Depois, mais ou menos a partir de Aguilar de Campoo, uma mudança de paisagem dramática: entráramos na Meseta Ibérica. Quilómetros e quilómetros de planície contínua, a estrada a rebrilhar sob o sol do meio-dia, campos de girassóis a perder de vista. E laranja, muito laranja, nos campos, nas paredes das casas dos pequenos vilarejos (fantasmas) aqui e ali; "é Verão", parecia querer dizer. Chegámos a Palencia cerca das 14:00h; uma cidade perfeitamente normal, pouca gente na rua, poucos restaurantes abertos, e por isso a opção para o almoço foi pizza.


Cerca de uma hora depois, estávamos de regresso à estrada (desta feita, a N-610), e à Meseta. Perto de Villanueva del Campo, pela primeira vez em muitos, muitos quilómetros, avistámos finalmente uma matrícula portuguesa, e foi um acontecimento tal que o sujeito, depois de nos ultrapassar, nos acenou pelo retrovisor...! Uma vez que tínhamos ganho algum tempo de viagem por termos preterido a visita a Vitoria-Gasteiz, decidimos fazer um pequeno desvio até ao Lago de Sanabria, que fica situado no meio de montanhas e a cerca de 1000 metros de altitude, estendendo-se ao longo de 3,2 km de comprimento por 1,5 km de largura. O Lago e a sua envolvente, graças à acção da sua população (a quem é dedicada uma placa em bronze junto à estrada que circunda o Lago), foram declarados Parque Natural em 1978, numa zona onde convergem as fronteiras da Galiza, de Portugal e da província de Castilla y León. Como o tempo já não era muito, optámos por não prolongar muito a paragem, embora o guia que levássemos aconselhasse uma visita à Puebla de Sanabria, que, pelas imagens inclusas, de facto se justicava.

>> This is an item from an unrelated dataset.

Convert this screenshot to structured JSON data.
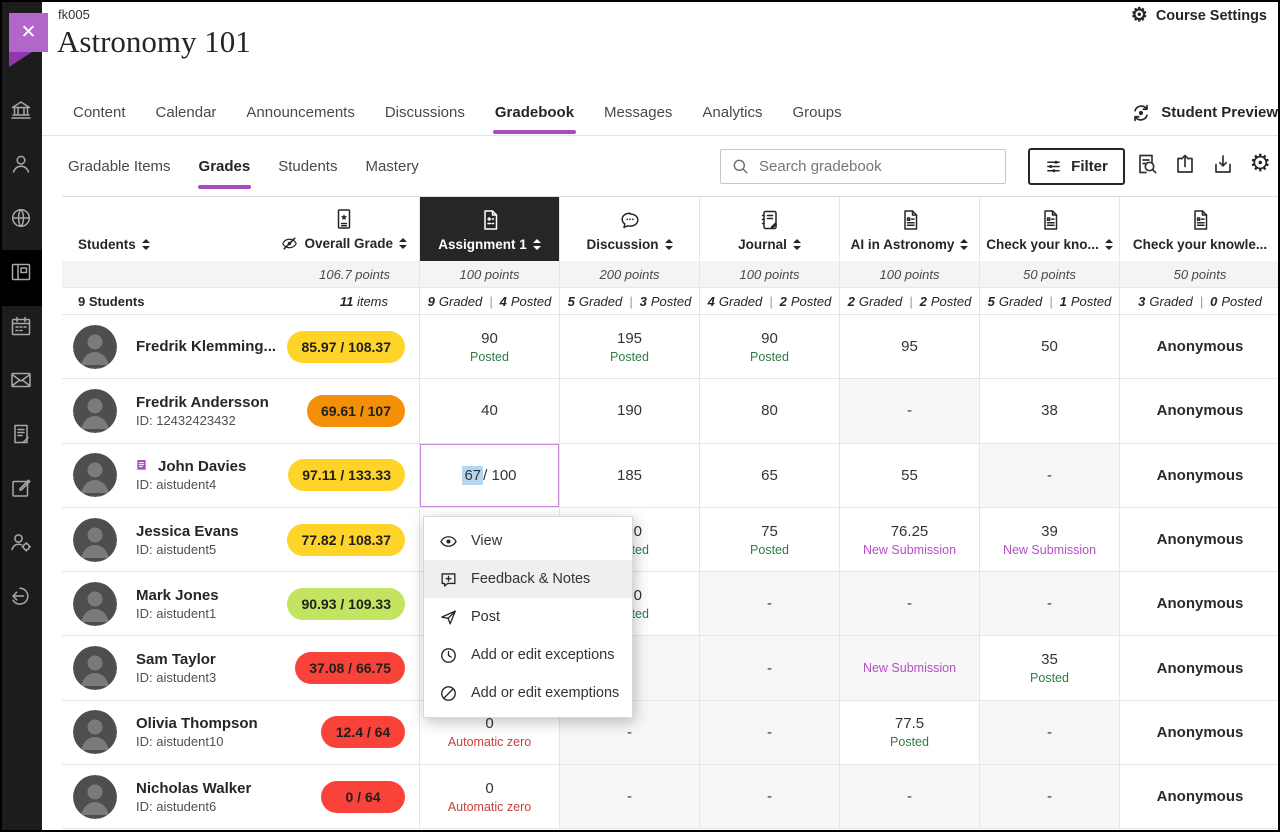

Deixando para trás o Lago, a viagem até à fronteira, que cruzámos em Vila Verde da Raia (onde encontrámos um posto fronteiriço, embora já encerrado), decorreu sem precalços. O Via Michelin indicáva-nos a viagem até Braga através da auto-estrada, mas decidimos que, se tinhamos sobrevivido à Meseta, também sobreviveríamos à Nacional até Braga. Escusado será dizer que não há comparação possível e foi, em certos momentos, uma dura prova, aguentar tanta curva e contra-curva depois de uma viagem tão longa, mas lá se fez.
Uma óptima viagem, que decorreu comme il faut, e da qual só trazemos boas recordações, e muitas fotografias. Para o ano, Santander emerge como destino obrigatório, embora desta feita desejemos fazer a viagem até lá pelo sul, visitando Barcelona e, finalmente, Vitoria-Gasteiz.
Amanhã partimos para o Algarve, mais precisamente para Monte Gordo, para uma semana em família, da qual espero trazer mais algumas fotos, relatos e uma corzinha mais interessante :)
Beijos




(O conta-quilómetros, à chegada a Braga, marcando 437 km, aos quais se somam outros mil, percorridos durante este fim-de-semana em Espanha.)

sexta-feira, 17 de agosto de 2007

Destino: Espanha

Saímos de Braga às 07:00h do dia 10 de Agosto, com destino marcado: Santander. Uma vez que este ano as férias foram forçosamente mais curtas, atendendo ao facto de nos termos envolvido num trabalho que se prolongou até ao início do mês de Agosto (para lá do dia dos meus anos, que, normalmente - ou seja, em 23 anos de vida - me encontra já em pleno período de descanso), decidimos embarcar numa aventura, que resultou de uma série de coincidências agradáveis. O Paulo dizia que gostava muito de fazer uma viagem grande comigo; eu gostava muito de regressar a Santiago de Compostela (onde tinha estado pela última vez há cerca de 8 anos), onde ele nunca tinha estado; durante este último ano lectivo, tivemos a sorte de conhecer um amigo alemão e uma amiga espanhola que o destino quis juntar, e que as circunstâncias colocaram em Santander (terra natal dela) durante o mês de Agosto. Bem vistas as coisas, decidimos que era altura de nos fazermos à estrada, para desenferrujar o Peugeot 504 de 30 anos que tinha passado o último ano e meio a fazer um lifting profundo.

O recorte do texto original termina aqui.